The ALJ noted in her decision Dr. Vara’s August 2019 examination: Consultative examiner, Krishna Vara, M.D., M.P.H., also performed a physical evaluation of the claimant on August 7, 2019. During the physical examination, the claimant was able to move from the chair to the examination table without assistance or pain. His gait was antalgic but he did not use an assistive device. Paresthesia of both feet was noted as well as a right forefoot amputation and tenderness to palpation in the right ankle; however, he also exhibited full 5/5 motor strength in the bilateral upper and lower extremities as well as normal reflexes.
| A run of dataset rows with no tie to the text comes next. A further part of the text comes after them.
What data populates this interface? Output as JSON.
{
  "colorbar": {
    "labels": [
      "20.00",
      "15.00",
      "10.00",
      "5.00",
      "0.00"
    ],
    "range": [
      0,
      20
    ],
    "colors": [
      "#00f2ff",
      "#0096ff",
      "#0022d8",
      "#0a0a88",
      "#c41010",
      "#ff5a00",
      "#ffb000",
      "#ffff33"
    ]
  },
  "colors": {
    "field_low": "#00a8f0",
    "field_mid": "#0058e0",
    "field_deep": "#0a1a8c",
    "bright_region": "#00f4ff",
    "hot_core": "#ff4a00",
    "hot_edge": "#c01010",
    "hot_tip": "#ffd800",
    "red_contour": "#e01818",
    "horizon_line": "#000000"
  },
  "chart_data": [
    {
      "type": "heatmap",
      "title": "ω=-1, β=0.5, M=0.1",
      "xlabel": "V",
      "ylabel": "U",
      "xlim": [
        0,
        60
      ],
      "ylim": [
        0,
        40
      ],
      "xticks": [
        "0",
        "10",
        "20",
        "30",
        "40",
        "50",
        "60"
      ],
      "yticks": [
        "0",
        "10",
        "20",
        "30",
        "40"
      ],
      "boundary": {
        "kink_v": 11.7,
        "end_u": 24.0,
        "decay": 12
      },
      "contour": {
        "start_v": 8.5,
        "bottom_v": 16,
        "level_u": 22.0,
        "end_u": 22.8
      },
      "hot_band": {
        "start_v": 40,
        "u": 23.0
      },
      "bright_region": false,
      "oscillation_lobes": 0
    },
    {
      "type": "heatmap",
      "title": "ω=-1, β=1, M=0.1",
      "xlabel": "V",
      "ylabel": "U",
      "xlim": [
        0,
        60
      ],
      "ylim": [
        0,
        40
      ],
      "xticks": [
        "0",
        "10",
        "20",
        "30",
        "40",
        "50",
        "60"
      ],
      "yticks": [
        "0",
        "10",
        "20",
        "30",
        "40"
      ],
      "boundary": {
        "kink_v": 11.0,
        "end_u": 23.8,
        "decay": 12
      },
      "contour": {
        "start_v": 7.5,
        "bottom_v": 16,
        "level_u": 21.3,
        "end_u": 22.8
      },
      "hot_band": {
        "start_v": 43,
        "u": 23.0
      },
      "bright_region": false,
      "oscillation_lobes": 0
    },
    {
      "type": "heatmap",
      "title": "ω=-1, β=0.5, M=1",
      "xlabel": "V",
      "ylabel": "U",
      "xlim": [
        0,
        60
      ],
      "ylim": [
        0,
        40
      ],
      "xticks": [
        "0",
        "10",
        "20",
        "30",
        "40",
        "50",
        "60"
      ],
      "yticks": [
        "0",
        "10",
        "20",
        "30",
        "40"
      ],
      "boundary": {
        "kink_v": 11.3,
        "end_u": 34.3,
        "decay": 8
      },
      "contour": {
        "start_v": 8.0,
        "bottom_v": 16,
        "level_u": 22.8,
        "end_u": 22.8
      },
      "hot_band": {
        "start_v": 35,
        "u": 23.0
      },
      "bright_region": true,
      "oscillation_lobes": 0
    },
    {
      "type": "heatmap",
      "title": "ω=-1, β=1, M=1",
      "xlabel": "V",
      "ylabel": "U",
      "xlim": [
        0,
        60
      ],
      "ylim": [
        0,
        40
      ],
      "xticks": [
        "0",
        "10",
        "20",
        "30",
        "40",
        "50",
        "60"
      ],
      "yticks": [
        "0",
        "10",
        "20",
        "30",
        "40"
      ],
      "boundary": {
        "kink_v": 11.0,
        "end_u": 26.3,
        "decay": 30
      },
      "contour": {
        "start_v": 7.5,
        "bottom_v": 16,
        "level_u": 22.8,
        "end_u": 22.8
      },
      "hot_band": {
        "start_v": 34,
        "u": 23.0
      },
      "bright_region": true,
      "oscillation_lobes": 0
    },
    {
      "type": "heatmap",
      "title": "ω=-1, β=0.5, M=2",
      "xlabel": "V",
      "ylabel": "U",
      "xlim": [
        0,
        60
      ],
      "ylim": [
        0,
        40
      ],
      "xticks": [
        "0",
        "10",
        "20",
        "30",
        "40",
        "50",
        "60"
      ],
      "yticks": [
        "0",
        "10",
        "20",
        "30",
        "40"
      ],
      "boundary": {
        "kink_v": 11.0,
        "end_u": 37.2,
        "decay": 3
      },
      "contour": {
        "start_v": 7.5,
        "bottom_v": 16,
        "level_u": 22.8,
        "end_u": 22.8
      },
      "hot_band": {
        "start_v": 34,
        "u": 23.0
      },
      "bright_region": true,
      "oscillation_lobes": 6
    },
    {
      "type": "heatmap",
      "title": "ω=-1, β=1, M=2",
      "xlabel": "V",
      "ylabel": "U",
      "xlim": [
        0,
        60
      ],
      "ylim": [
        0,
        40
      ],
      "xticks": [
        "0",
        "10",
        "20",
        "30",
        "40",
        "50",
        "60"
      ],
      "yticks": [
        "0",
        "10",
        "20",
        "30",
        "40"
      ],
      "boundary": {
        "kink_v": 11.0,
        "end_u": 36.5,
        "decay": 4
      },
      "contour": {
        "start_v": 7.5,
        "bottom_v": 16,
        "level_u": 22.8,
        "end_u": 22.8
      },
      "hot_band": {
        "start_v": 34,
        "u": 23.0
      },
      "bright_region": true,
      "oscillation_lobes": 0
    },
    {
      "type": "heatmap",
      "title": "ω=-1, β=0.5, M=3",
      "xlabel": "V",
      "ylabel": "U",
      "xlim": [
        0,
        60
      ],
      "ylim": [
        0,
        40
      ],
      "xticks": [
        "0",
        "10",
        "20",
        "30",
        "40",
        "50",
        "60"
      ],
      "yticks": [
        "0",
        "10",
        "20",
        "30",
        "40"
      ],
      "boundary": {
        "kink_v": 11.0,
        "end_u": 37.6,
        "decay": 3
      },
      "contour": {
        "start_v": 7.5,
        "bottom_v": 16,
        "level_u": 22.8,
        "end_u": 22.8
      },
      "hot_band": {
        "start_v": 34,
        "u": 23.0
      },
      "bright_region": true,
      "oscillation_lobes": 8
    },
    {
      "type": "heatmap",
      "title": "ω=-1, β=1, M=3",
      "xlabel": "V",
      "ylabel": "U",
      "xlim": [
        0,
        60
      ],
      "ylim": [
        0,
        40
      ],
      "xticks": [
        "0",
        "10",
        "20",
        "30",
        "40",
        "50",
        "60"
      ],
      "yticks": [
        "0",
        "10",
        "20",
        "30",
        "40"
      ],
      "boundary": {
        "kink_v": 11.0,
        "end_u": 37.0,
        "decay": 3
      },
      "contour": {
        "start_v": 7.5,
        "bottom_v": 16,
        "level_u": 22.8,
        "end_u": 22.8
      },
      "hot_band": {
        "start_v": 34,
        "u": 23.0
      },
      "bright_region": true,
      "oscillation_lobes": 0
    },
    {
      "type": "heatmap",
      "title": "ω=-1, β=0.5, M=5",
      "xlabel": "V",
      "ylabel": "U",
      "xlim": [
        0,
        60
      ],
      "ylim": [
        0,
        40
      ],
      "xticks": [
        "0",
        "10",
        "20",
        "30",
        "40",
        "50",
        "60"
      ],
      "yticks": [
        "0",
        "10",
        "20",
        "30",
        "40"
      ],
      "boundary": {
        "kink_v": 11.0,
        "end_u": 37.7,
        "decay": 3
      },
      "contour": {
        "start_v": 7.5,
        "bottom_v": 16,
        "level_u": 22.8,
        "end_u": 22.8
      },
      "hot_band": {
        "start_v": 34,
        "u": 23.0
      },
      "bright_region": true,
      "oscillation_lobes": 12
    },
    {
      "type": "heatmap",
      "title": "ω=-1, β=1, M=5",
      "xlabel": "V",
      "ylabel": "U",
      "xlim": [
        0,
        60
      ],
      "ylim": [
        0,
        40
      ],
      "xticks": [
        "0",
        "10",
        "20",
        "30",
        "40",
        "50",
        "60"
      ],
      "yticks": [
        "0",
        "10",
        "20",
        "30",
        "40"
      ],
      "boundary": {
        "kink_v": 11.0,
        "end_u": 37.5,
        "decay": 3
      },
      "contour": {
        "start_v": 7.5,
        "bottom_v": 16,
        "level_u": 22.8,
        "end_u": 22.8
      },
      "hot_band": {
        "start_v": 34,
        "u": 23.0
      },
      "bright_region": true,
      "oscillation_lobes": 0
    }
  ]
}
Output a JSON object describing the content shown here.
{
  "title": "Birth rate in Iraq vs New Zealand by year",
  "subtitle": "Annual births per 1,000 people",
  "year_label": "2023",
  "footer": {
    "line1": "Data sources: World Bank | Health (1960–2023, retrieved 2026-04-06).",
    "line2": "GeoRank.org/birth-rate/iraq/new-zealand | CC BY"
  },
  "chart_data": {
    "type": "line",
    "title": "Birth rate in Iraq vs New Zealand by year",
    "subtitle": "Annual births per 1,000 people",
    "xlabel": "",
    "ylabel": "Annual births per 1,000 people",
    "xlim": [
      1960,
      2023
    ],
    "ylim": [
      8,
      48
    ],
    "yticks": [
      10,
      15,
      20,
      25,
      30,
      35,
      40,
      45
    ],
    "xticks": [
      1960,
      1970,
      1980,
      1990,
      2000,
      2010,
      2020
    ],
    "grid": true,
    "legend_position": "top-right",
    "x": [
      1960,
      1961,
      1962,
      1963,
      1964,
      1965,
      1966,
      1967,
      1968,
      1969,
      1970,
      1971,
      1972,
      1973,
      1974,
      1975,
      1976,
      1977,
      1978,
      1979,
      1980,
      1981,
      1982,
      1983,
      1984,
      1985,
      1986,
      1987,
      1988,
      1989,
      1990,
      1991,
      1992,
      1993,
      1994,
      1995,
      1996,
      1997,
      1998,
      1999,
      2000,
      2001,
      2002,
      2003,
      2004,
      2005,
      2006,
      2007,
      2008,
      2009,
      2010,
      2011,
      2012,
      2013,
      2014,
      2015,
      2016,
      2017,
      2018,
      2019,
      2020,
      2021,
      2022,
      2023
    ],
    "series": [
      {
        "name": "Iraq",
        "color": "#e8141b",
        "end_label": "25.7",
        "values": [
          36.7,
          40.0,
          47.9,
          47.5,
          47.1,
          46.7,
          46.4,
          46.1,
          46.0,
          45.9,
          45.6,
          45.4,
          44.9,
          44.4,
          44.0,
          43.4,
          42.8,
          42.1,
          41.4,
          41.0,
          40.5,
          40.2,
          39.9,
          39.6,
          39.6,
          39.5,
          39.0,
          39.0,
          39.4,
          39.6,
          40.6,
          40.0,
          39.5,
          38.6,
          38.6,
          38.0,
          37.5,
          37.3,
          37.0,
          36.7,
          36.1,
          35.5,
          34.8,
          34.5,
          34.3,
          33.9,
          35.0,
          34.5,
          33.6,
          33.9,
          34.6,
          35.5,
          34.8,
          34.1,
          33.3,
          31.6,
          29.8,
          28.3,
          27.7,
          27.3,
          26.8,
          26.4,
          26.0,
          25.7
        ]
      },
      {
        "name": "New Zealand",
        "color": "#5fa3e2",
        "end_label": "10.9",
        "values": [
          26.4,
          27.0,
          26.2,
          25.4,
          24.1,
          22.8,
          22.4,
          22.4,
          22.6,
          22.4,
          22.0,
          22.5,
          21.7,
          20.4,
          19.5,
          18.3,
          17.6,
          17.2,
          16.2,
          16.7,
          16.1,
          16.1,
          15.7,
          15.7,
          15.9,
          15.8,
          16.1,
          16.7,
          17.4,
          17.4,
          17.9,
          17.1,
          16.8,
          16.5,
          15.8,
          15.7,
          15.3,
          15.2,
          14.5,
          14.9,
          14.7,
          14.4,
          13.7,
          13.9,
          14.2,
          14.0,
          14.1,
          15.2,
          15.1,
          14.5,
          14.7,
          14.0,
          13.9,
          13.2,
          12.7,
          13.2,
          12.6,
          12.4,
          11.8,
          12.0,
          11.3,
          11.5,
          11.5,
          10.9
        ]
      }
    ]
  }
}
R. 22 (citing R. 397-404). Dr. Vara noted that Claimant “complains of chronic right foot pain for the past few years and underwent right forefoot amputation following diagnosis of osteomyelitis secondary to poorly controlled diabetes.” R. 403. “He complains of chronic numbness [in] both legs. [R]espiration noted lower extremities.” R. 403. “It is this examiner’s opinion that this claimant that was malfunctioning sedentary type of jobs [sic].” R. 403. The ALJ found “the opinion of Dr. Vara persuasive. While there is a noted typo in the doctor’s opinion, I believe the doctor was expressing the claimant was capable of sedentary work.” R. 23 (citation omitted). “This opinion is internally consistent with the clinical findings of his examination.” R. 23 (citing R. 402). “It is consistent with the other physical examinations of record. It is also consistent with

the claimant’s statements on November 15, 2019.” R. 23 (citations omitted). Dr. Szoke opined in his September 2020 letter: Mr. Placke has been my patient in the Endocrinology Clinic since June 2016. He has had type 2 diabetes mellitus for more than 15 years, and he is taking multiple daily injections of insulin to control it. His diabetes is complicated with significant peripheral neuropathy with chronic pain and history of amputation of the distal part of his right foot. I am also treating him for hypogonadism.